Jilbab yang tadinya sesiku, dipanjangkan lagi sampai pergelangan tangan. Celana-celana cargo dan jeans diganti dengan rok dan gamis. Kaos kaki pun mulai dipakai tiap kali keluar rumah. Lipstick yang biasanya hanya dipakai saat bepergian juga saya singkirkan selama-lamanya.

Prosesnya tidak bertahap. Sekaligus. Tanggal 1 Muharram tahun lalu, saya pun merubah cara berpakaian tanpa ba-bi-bu lagi.

Awalnya kagok juga pakai rok sambil naik motor. Suka lupa pas mau naiknya. Main angkat kaki aja serasa masih pakai celana panjang. Untungnya saya selalu pakai legging sebagai dalaman rok. Kalau nggak... x_x

Sebelum memulai perubahan ini, saya takut ribet dan merasa gerah bila semakin tertutup pakaiannya. Ternyata setelah dijalani, alhamdulillah biasa saja. Malah panas menyengat jadi tidak terlalu terasa di kulit karena nyaris seluruh tubuh tertutup rapat.

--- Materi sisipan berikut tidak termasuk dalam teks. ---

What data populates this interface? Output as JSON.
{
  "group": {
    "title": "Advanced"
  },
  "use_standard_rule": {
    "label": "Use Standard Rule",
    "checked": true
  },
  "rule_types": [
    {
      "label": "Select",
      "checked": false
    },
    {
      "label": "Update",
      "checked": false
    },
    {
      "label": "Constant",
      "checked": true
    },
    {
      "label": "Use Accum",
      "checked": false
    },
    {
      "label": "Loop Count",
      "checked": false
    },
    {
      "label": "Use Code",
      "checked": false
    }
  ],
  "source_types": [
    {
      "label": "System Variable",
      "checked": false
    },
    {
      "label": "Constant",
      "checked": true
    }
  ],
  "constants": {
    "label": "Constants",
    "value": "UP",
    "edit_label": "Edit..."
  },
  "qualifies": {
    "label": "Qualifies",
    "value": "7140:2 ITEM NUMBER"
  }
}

Ajaibnya, perubahan pada cara saya berpakaian ini, tanpa direncanakan juga merubah beberapa kebiasaan buruk saya, loh.

Salah satunya kebiasaan melanggar peraturan lalu lintas. Biasanya, saat menjemput si abang, saya memutar di tempat yang tidak seharusnya. Habis lampu merahnya masih jauh sih, alasan saya waktu itu.

Sekarang, walau matahari bersinar garang, saya dengan senang hati memutar di lampu merah sesuai peraturan. Tidak masalah jauh dan harus lama menunggu giliran. Polisi mungkin tidak melihat, tapi Allah kan ada dimana-mana.

Tidak terasa sudah setahun berlalu. Dan saya berusaha untuk terus memperbaiki diri dengan melakukan perubahan-perubahan yang dimulai dari diri sendiri. Kita tidak bisa merubah dunia kalau kita sendiri tidak mau berubah kan? ;)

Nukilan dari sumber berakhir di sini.